Tuesday, November 3, 2009

Roof, Road, and River

The world as we know it is coming to an end.

But maybe this isn’t such a big deal. ‘The world as we know it’ is a very dynamic thing, constantly shifting form and changing into something different. In a sense, the world has been coming to an end every day for centuries, and we’ve grudgingly, and often subconsciously, had to adapt.

As humans, we seem to assume that because something is the way it is, it will therefore remain that way for all eternity. This mindset often acts as a mental cage, blocking us from the possibilities of change.

Our cities have changed hugely over the past hundred years. For several early decades of the 20th Century, New York and Chicago were the only cities with skyscrapers, and even those could barely equal the Great Pyramid. The vertical dimension suddenly sprang into being in urban centres.

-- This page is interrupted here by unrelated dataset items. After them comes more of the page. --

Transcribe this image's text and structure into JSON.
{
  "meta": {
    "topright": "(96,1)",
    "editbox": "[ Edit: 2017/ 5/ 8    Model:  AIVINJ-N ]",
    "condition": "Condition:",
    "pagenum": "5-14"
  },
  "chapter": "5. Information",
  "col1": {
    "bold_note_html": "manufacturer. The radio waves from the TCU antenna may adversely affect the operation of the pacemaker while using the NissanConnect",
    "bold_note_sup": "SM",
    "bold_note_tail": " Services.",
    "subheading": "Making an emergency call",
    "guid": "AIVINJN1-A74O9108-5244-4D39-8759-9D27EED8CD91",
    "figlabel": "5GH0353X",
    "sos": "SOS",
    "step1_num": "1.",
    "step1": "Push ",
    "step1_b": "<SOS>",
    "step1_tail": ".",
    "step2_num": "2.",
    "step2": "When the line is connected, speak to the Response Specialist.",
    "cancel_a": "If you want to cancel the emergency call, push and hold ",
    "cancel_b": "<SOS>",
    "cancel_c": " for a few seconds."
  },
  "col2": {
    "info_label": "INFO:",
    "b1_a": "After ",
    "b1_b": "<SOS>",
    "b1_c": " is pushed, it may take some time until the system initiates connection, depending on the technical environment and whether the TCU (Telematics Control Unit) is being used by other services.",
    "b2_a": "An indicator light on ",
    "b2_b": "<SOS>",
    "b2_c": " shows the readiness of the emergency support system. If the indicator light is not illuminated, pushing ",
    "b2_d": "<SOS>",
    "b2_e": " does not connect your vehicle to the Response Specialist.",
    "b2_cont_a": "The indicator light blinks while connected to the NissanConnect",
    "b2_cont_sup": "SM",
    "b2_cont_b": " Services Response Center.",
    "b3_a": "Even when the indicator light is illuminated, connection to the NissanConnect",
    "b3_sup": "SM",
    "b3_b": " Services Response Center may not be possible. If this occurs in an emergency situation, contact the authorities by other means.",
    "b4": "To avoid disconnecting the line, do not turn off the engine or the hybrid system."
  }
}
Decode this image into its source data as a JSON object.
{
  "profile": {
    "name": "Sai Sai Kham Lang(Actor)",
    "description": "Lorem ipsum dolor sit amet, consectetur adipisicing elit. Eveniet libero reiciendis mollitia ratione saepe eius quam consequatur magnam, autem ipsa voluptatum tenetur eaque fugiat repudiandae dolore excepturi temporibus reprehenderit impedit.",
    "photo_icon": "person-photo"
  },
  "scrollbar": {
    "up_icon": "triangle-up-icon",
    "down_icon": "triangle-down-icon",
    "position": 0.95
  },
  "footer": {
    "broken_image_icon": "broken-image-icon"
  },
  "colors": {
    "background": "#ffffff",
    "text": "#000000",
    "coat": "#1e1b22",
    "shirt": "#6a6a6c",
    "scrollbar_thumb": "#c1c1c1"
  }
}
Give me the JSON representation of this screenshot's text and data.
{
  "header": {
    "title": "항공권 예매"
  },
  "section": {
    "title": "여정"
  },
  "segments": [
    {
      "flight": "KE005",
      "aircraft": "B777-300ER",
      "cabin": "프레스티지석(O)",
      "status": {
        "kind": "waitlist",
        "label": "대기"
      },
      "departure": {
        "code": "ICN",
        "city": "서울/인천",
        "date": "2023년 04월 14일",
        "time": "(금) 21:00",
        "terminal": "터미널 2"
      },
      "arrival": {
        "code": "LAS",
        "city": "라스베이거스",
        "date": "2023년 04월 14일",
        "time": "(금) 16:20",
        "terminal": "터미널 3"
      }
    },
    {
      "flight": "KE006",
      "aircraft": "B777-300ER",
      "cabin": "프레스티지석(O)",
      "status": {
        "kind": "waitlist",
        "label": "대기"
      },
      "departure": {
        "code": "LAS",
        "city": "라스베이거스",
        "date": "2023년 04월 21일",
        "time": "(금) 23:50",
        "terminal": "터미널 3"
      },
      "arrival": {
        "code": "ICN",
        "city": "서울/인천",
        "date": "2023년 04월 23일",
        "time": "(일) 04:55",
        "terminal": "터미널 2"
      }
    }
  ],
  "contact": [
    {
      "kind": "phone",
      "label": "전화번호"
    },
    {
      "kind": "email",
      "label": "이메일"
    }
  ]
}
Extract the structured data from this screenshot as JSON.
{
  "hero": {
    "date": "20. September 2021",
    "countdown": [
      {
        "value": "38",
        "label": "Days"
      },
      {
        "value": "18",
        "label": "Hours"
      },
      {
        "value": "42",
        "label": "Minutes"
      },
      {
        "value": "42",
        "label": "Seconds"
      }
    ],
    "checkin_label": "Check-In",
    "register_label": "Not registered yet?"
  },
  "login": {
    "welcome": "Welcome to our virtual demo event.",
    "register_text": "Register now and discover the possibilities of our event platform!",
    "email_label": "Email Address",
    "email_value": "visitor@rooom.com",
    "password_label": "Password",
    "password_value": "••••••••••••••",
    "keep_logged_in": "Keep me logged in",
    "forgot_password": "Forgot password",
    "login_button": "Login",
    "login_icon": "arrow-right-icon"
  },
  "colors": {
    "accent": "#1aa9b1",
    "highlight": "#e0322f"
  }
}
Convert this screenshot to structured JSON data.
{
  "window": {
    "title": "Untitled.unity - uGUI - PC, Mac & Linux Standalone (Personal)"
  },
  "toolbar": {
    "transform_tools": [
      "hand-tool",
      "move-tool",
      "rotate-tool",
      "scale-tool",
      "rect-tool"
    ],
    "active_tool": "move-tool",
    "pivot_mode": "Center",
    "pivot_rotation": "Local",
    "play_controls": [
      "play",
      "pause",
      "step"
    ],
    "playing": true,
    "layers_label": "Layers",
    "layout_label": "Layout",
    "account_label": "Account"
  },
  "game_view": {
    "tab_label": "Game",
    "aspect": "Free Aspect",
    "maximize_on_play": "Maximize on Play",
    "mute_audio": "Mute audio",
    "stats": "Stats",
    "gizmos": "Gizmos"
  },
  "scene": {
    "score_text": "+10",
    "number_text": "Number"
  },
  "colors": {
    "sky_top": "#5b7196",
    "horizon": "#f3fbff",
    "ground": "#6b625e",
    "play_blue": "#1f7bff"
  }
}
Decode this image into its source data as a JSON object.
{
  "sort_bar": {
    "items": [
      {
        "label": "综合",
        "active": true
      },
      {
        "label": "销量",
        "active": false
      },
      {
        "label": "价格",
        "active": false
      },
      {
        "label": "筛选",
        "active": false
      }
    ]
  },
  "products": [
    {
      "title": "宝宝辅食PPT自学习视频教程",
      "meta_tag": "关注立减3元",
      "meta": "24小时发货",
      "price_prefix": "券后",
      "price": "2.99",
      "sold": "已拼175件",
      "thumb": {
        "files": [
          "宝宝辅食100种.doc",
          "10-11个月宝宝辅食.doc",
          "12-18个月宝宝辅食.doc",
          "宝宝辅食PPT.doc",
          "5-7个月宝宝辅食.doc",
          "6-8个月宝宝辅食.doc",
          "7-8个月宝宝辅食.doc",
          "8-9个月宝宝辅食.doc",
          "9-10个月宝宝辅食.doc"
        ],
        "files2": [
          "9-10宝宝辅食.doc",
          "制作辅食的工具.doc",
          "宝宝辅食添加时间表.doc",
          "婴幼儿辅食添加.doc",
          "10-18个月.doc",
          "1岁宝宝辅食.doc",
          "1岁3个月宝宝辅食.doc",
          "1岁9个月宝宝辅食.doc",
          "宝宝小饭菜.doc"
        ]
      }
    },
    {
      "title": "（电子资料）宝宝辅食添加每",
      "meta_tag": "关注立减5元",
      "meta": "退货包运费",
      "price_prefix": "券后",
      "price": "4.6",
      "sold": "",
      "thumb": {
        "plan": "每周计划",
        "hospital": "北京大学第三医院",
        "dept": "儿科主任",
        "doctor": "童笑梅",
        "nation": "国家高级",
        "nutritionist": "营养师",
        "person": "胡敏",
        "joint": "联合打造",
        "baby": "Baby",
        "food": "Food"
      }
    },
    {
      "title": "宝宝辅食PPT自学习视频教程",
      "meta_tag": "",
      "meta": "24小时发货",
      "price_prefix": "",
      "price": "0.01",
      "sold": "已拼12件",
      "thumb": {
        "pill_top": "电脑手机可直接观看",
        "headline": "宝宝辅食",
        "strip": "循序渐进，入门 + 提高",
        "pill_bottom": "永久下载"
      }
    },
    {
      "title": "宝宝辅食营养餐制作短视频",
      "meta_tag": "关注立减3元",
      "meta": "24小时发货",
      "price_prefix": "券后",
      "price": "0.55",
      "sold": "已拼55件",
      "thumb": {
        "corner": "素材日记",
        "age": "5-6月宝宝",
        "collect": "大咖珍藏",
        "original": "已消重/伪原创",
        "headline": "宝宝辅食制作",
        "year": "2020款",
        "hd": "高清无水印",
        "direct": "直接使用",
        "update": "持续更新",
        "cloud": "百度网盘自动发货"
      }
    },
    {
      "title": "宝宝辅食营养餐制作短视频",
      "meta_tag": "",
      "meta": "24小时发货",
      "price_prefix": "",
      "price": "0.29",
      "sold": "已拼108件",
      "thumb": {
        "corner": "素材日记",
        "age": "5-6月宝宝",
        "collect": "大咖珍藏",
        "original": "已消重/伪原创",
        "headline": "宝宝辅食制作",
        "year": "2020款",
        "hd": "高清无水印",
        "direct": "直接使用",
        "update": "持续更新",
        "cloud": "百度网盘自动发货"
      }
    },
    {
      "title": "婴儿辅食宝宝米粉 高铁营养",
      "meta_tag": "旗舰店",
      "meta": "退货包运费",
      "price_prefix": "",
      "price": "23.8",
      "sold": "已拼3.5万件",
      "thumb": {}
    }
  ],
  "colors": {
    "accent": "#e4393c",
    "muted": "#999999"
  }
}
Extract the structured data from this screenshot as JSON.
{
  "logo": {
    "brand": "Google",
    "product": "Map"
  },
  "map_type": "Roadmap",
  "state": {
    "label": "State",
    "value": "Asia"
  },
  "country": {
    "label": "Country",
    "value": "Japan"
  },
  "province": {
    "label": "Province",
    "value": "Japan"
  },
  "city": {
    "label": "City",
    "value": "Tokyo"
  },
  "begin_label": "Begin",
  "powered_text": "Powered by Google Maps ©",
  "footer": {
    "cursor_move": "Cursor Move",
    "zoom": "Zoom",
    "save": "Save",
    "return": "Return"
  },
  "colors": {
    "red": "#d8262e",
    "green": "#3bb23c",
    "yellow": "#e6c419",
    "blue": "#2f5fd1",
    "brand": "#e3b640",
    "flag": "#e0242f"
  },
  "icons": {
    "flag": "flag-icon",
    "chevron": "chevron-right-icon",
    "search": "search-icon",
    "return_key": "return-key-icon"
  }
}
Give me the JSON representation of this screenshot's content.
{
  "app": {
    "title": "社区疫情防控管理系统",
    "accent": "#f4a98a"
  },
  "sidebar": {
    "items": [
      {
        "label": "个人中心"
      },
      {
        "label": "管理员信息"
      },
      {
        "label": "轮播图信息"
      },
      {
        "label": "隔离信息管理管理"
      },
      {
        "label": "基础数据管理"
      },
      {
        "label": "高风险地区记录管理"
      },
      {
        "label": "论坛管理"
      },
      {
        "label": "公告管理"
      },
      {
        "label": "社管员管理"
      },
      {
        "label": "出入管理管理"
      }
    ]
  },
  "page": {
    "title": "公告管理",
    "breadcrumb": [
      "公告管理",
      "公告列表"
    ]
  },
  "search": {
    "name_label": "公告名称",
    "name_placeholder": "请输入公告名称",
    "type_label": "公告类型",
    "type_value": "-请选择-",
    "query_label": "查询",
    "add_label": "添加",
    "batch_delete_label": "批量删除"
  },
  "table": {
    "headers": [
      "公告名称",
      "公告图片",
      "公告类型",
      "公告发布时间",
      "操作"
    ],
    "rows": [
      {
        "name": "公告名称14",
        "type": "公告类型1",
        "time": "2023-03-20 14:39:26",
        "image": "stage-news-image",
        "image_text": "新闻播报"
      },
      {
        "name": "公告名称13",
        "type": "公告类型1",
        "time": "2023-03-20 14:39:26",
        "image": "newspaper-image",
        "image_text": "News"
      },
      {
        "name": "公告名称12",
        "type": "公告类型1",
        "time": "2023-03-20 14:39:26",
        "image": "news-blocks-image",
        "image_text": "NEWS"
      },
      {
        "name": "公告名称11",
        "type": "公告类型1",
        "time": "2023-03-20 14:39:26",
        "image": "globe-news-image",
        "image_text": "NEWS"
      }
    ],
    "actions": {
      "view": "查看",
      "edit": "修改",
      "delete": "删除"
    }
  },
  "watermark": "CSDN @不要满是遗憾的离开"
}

Now we face a different kind of change: the breakdown of conventional infrastructure into something much simpler. Subsistence-based living. We think of this as the way of the past, as something we have long surpassed. But our world may require us to reconsider our ‘progress’.

Half the world now lives in cities, and a large proportion of those in developing countries live in urban slums and shanty-towns. The reasons for the trends behind this situation have been well-documented by my fellow team-members, but I wish to make a specific comparison. In Europe, during the Industrial Revolution, a similar migration took place. What was different about that time?

In the 18th and 19th centuries, urbanization took place in the richest and probably most technologically advanced nations in the world. There were problems with poverty, but always offset by rapidly increasing prosperity.

Most urbanization now is happening in the poorest countries in the world. It is a reaction pattern to trends in other nations, and governments have less effective power to direct the explosion of their cities. With a more global economy, environmental concerns, and widespread war and conflict, the stakes are higher in every way.

As a result, most newcomers to urban areas are unable to take part in the official economy. They must create everything on their own – shanty towns spring up, crowding thousands of people in ridiculously small areas, and an unofficial economy of small service and supply businesses is awakened.

The exact nature of this ‘informal sector’ may vary, but governments are beginning to recognize its potential. My question is: are there ways in which the informal sector can organize itself, perhaps with some support from outside, to provide basic infrastructure for its own constituent people? They have many needs, but three of the most necessary are shelter, adequate transportation, and water.

In the abstract, we are interested in the Roof, the Road, and the River.



Sources:

Clark, David. Urban World / Global City. London: Routledge, 1996.
McKay, Donald. “Point, Line, and Plane".